İsmail BOZKURT

            Ne yazık ki zaten az ve yetersiz olan yeşilimizin/ormanımızın önemli bir kısmı yine yangına kurban gitti. İçimiz yandı, ciğerimiz kavruldu. Doğaçlama ustası Bülent Fevzioğlu’na “Bayrak yarıya insin” dedirtecek kadar yaktı bizi yangın:

            “Bayrak! Yarıya insin. Ülkemin, matemi var…

            Ömrümüzün üstüne simsiyah küller yağar…

            Hiç kimse bu vatandan daha büyük değildir!..

            Bayrak! Yarıya insin… bundan büyük yas mı var…”

           

            Fevzioğlu,  bu çığlığını, 24 Haziran 2022 tarihli FC paylaşımı ile yaptı.

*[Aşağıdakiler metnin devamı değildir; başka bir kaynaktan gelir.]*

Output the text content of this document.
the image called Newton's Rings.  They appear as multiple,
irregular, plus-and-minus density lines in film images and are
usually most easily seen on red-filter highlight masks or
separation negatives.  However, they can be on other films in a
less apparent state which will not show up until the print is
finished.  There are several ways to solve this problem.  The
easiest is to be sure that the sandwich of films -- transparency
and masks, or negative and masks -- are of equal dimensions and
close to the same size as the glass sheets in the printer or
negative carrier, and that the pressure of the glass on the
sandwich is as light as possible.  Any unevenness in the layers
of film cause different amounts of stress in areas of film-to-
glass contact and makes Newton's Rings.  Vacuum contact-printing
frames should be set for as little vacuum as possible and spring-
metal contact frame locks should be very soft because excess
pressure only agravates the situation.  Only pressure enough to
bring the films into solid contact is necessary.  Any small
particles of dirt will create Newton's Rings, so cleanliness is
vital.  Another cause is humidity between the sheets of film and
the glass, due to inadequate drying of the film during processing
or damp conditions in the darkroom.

            Gerçekten de bundan büyük yas mı var çığlık atmak için?  Ben de içimden attım çığlıkları! Neyse ki doğa, ona yapılan ihaneti cezalandırmayı, bol yaz yağışıyla yine kendisi durdurarak her iki durumdaki gücünü gösterdi.          Bundan sonrası, “insanımıza” ve Devlet dediğimiz “insan eseri”ne kalıyor. Ne yapacağını bekleyip göreceğiz.

            Bu haftaki yazımın konusu yangından başka bir şey olamazdı ama son yangını yazmak da gelmedi içimden! Eski defterleri karıştırınca, 5 Ağustos 2008’de bu sayfada çıkan, “YANGI YANGI BEŞPARMAKLAR” başlıklı yazımı buldum. Nasıl olsa benzer şeyleri yazacağım. Bu bakımdan yeni bir yazı yazmaktansa o yazımı paylaşıyorum:   

            “Bu satırları yazarken Beşparmaklar cayır cayır yanıyor.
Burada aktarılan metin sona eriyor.